Ian's second casting cost scenario is the same, only the second player also plays a Ravenous Baloth on his turn. In this case, at the end of the first player's turn, he has gained in progress, thus gaining in tempo by our definition above. When the second player destroys the Exalted Angel with Terror, he has restored the first player's progress to what it was before the Exalted Angel was played (thus gaining tempo for himself by reducing the first player's progress). Then the second player gains even more progress and tempo by playing a Ravenous Baloth of his own. In the end, for this set of turns, the second player has gained tempo.
Ian next describes growth of available mana as a source of tempo. This also fits with our new definition of tempo. Growing the amount of mana available at a faster rate allows a player to make progress at a faster rate, thus gaining tempo.
Finally, Ian discusses tempo and card advantage, but focuses more (understandably) on the tempo aspect of card advantage cards. A player who plays a Wrath of God to destroy his opponent's creatures gains tempo because that player has (more than likely) spent several turns playing those creatures. Note that although Ian describes this three-for-one play advantage under the card advantage section, it is not truly card advantage, since an Evacuation would produce a similar tempo gain.

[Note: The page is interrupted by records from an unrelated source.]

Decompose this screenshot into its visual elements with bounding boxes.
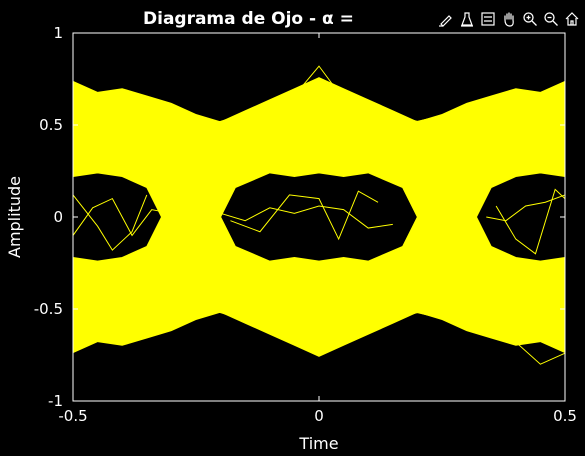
- y-tick-label: -1: [48, 392, 63, 410]
- legend-icon[interactable]: [478, 9, 497, 29]
- chart-title: Diagrama de Ojo - α =: [143, 9, 354, 29]
- eye-diagram-chart: -0.5 0 0.5-1-0.500.51TimeAmplitudeDiagrama…: [5, 9, 577, 453]
- brush-icon[interactable]: [436, 9, 455, 29]
- y-tick-label: 1: [53, 24, 63, 42]
- zoom-out-icon[interactable]: [541, 9, 560, 29]
- eye-opening-2: [220, 172, 418, 262]
- y-tick-label: -0.5: [34, 300, 63, 318]
- home-icon[interactable]: [562, 9, 581, 29]
- x-tick-label: 0.5: [553, 407, 577, 425]
- axes-toolbar: [436, 8, 581, 30]
- x-tick-label: 0: [314, 407, 324, 425]
- pan-icon[interactable]: [499, 9, 518, 29]
- y-axis-label: Amplitude: [5, 176, 24, 258]
- y-tick-label: 0: [53, 208, 63, 226]
- x-axis-label: Time: [298, 434, 338, 453]
- data-tips-icon[interactable]: [457, 9, 476, 29]
- zoom-in-icon[interactable]: [520, 9, 539, 29]
- figure-window: -0.5 0 0.5 -1 -0.5 0 0.5 1 Time Amplitude Diagrama…: [0, 0, 585, 456]
- y-tick-label: 0.5: [39, 116, 63, 134]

Progress and "Who's the Beatdown?"
Progress has uses beyond discussing tempo. Mike Flores stated in his article "Who's the Beatdown" that an incorrect determination of whether to play aggressively or in a controlling manner against a given opponent is one of the most common and disastrous errors a player can make. To help us correctly determine whether we are the aggressor or the controller in a given matchup, Mike gave us three rules. These rules can be easily rewritten in terms of the definitions we have created above:
- Who has more threats? Usually he is the beatdown deck.
- Who has more answers? Usually he is the control deck.
- Who has more resources? Usually he is the control deck.
Due to the definitions of threats, answers, and resources, these rules don't map perfectly onto Flores' rules. They are, however, more general, due to the fact that threats can be cards that win games without dealing damage, and permission and removal spells should both fall into the same category.
In this article, we have seen that progress can be a useful tool in terms of describing the roles of cards within decks, as well as the behavior of decks. It is also a sufficient tool for describing previously known, but nebulous terms like tempo, both for new and experienced players. I hope that these applications have shown the usefulness of Progress Theory when thinking about Magic. In the future, I plan to write more articles about how concepts like Zvi Mowshowitz’s “fundamental turn” and card advantage relate to progress. Until then, I look forward to discussion of this article around the Magic community.
Thanks to all my friends from TFH.team, Max, Jeff, Christiaan, and Andrew who have helped me develop this theory.